ET search finds nothing
The hunt for alien microwaves finds only silence.
As far as signs of intelligent life go, it’s as quiet as the grave from here to 50 parsecs – 1.55 million billion km – in every direction.
That’s the preliminary finding from the first year of the Breakthrough Listen Initiative (BLI), the program on a 10year mission to seek out signals from extraterrestrials.
The BLI project ultimately aims to monitor microwaves emitted near one million stars; the first-year results cover data on just 692, collected by the Green Bank Telescope (GBT) in West Virginia. So they are hardly conclusive. Neither, however, are they encouraging.
With significant private support including $US100 million from Russian oligarch Yuri Milner and his wife, BLI has paid to use two large radio telescopes – the GBT and the Parkes Radio Telescope in Australia – and the Automated Planet Finder optical telescope at Lick Observatory in California, to cover vastly more of the sky than previous searches for extraterrestrial intelligence.
Researchers led by astronomer Emilio Enriquez from the University of California, Berkeley – the home of the Breakthrough Listen Science program – analysed data from the GBT looking specifically for transmissions within the ‘microwave window’ – frequencies between 1 and 10 gigahertz (GHZ).
It is a search strategy suggested in 1959 by astronomers Philip Morrison and Guiseppe Cocconi. They recognised the microwave window as a goldilocks zone for interstellar transmissions: lower frequencies would experience interference when passing through galaxies emitting low-frequency radio waves; higher frequencies would tend to get absorbed by Earth-like planetary atmospheres.
Signals from space within the microwave window are thus automatically of interest to ET hunters – even more so if they display significant variation, an indication of possibly encoded data.
The search has focused on the lower end of the microwave window, looking for signals between 1.1 and 1.9 GHZ. The rest of the range will be covered over the next few years.

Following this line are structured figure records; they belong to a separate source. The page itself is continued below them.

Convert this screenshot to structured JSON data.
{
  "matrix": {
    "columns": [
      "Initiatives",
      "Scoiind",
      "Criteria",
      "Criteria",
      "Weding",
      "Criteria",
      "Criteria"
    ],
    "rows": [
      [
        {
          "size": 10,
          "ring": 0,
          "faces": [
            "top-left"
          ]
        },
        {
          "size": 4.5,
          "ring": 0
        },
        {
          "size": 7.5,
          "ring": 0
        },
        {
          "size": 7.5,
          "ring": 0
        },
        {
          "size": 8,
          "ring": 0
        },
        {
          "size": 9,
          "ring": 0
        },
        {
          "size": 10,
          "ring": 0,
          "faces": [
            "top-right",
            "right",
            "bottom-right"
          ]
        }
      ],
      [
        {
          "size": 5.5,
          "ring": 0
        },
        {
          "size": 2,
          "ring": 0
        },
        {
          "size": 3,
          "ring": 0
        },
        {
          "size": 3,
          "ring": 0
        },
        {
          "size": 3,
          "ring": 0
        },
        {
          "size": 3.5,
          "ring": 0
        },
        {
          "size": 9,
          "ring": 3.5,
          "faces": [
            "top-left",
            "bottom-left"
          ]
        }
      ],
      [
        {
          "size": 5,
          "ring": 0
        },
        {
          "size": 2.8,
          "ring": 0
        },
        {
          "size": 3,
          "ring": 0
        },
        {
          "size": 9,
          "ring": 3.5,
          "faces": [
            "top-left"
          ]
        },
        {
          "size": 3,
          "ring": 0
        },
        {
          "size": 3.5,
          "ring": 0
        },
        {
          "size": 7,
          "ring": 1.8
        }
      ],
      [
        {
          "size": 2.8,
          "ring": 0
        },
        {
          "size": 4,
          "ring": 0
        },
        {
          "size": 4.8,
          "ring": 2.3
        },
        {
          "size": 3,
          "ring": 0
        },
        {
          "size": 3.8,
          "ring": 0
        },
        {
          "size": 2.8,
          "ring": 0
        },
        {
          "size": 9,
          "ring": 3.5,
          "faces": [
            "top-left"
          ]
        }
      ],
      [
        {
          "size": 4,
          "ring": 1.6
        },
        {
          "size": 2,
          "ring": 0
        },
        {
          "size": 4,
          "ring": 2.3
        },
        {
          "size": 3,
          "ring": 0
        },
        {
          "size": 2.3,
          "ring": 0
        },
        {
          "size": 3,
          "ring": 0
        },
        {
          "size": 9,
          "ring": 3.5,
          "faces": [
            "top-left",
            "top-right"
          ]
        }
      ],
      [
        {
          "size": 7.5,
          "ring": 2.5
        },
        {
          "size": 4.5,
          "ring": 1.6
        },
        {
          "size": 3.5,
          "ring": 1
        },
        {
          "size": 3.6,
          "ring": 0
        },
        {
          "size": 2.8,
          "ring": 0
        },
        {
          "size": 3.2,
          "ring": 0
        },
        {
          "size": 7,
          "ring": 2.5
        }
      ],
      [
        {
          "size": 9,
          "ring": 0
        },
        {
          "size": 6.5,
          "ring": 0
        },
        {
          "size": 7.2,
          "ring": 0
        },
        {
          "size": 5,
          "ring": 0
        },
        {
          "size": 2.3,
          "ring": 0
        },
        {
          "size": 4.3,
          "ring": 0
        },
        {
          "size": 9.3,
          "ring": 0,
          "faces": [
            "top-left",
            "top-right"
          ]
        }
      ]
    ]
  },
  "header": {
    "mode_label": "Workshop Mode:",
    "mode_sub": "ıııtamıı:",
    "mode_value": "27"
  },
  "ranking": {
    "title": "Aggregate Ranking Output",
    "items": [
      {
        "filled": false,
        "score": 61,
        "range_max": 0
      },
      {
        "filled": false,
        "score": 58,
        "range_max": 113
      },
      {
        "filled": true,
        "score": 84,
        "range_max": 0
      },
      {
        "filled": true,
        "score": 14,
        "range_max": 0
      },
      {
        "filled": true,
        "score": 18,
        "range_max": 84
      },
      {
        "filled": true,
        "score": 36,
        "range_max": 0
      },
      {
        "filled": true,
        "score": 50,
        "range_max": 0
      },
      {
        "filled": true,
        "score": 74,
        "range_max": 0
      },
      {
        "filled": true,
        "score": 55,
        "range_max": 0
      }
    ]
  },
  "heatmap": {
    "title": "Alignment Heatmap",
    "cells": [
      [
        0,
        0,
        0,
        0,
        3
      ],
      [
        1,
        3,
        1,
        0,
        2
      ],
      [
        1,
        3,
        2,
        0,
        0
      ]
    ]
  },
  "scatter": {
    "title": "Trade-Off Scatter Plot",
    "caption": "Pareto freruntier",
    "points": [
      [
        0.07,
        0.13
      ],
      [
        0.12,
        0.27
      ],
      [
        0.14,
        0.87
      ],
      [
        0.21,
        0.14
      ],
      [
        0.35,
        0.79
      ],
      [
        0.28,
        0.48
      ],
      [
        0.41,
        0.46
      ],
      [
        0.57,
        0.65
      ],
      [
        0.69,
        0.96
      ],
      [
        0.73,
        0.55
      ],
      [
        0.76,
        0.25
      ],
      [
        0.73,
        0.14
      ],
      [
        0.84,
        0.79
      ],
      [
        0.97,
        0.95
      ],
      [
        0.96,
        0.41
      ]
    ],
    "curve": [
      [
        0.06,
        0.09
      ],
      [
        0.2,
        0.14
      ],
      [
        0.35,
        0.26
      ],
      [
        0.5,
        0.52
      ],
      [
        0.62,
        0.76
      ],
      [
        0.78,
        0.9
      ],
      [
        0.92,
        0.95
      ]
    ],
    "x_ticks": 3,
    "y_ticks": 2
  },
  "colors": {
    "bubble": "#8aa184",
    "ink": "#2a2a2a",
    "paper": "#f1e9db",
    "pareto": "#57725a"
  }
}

Early results had been promising, with 11 signals deemed interesting enough for further analysis; but all of them turned out to have originated on Earth. In effect, the telescopes were picking up our own background babble.
In their paper, published on the preprint server arxiv hosted by Cornell University Library, the researchers report that “none of the observed systems host high-duty-cycle radio transmitters emitting between 1.1 to 1.9 GHZ”.
But a modicum of hope is left. There is still a chance of transmitters within 50 parsecs of Earth – though the estimated probability is less than 0.1%.